June 22

Amos 7:1-9:15; 2 Kings 14:28-29; 2 Kings 15:8-29, 15:6-7; 2 Chronicles 26:22-23; Isaiah 6:1-13

We often think it is bad things or sinful things that block our ability to see and experience God to our fullest. This might indeed be the case, but, often it is not bad things at all, but good things. If in Christ, we all possess gifts and have all been given a commission (Matthew 28:18-20). Often we fail to move forward because we get wrapped up and overly focused on our children, our jobs, our politics, our present circumstances. We think, when our obligations in these areas wane, then we can serve God. Anything, good or bad, that we raise above the One True God, has become a god or idol for us that we then allow to compete for our attention.

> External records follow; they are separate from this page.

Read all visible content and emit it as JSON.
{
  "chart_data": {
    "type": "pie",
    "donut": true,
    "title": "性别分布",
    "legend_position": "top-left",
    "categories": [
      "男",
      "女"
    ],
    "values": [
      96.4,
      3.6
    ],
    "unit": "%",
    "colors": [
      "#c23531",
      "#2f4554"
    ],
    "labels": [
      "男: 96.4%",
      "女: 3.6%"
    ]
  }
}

Uzziah was a good king. But while he was around, and Isaiah looked to him, Isaiah couldn’t fully see God. We read in Isaiah 6:1, “In the year that King Uzziah died, I saw the Lord sitting on a throne, high and lifted up, and the train of His robe filled the temple.” It was then that he could see himself correctly, in 6:5, “So I said: “Woe is me, for I am undone! Because I am a man of unclean lips, And I dwell in the midst of a people of unclean lips; For my eyes have seen the King, The Lord of hosts.”” It was only then that Isaiah received his commission in 6:8, “Also I heard the voice of the Lord, saying: “Whom shall I send, And who will go for Us?” Then I said, “Here am I! Send me.”“. As we continue through the book of Isaiah, we see just how much God used him.

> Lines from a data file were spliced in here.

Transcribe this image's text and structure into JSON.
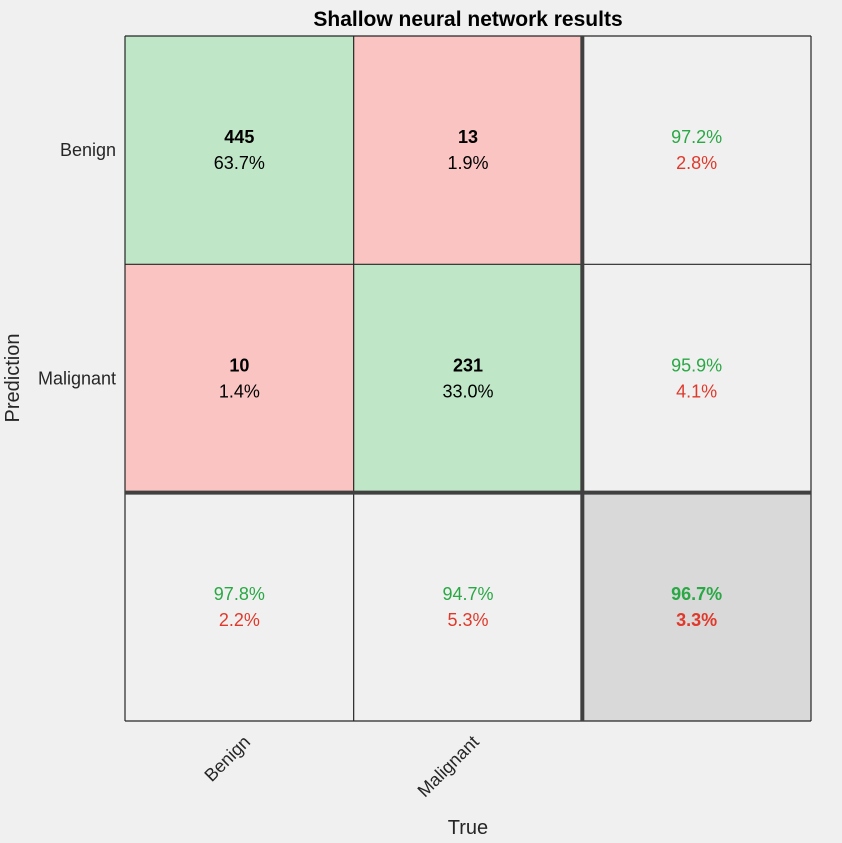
{
  "chart_data": {
    "type": "heatmap",
    "title": "Shallow neural network results",
    "xlabel": "True",
    "ylabel": "Prediction",
    "classes": [
      "Benign",
      "Malignant"
    ],
    "cells": [
      [
        {
          "count": "445",
          "percent": "63.7%"
        },
        {
          "count": "13",
          "percent": "1.9%"
        }
      ],
      [
        {
          "count": "10",
          "percent": "1.4%"
        },
        {
          "count": "231",
          "percent": "33.0%"
        }
      ]
    ],
    "row_summary": [
      {
        "correct": "97.2%",
        "incorrect": "2.8%"
      },
      {
        "correct": "95.9%",
        "incorrect": "4.1%"
      }
    ],
    "column_summary": [
      {
        "correct": "97.8%",
        "incorrect": "2.2%"
      },
      {
        "correct": "94.7%",
        "incorrect": "5.3%"
      }
    ],
    "overall": {
      "correct": "96.7%",
      "incorrect": "3.3%"
    },
    "colors": {
      "correct_fill": "#bfe6c6",
      "incorrect_fill": "#f9c4c1",
      "summary_fill": "#f0f0f0",
      "overall_fill": "#d9d9d9",
      "green_text": "#2aa845",
      "red_text": "#e0392b",
      "grid": "#262626",
      "thick_grid": "#404040"
    }
  }
}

Paul, the most prolific writer in the New Testament, was endowed with almost everything on earth a man could desire. This prevented him from seeing God. It took his direct encounter with Jesus on the Damascus road to initiate his ability to see and be used by God. But it did not stop there, as Paul recants in 2 Corinthians 11:23-27, “Are they ministers of Christ?—I speak as a fool—I am more: in labors more abundant, in stripes above measure, in prisons more frequently, in deaths often. From the Jews five times I received forty stripes minus one. Three times I was beaten with rods; once I was stoned; three times I was shipwrecked; a night and a day I have been in the deep; in journeys often, in perils of waters, in perils of robbers, in perils of my own country men, in perils of the Gentiles, in perils in the city, in perils in the wilderness, in perils in the sea, in perils among false brethren; in weariness and toil, in sleeplessness often, in hunger and thirst, in fastings often, in cold and nakedness—“. We may not have to experience all that Paul did, we might not get the vision that Isaiah did, but if we want to move forward with God’s commission we need to get ourselves focused on Him and less on anything else which is not Him. All honor, praise, and glory is from Him and is due Him.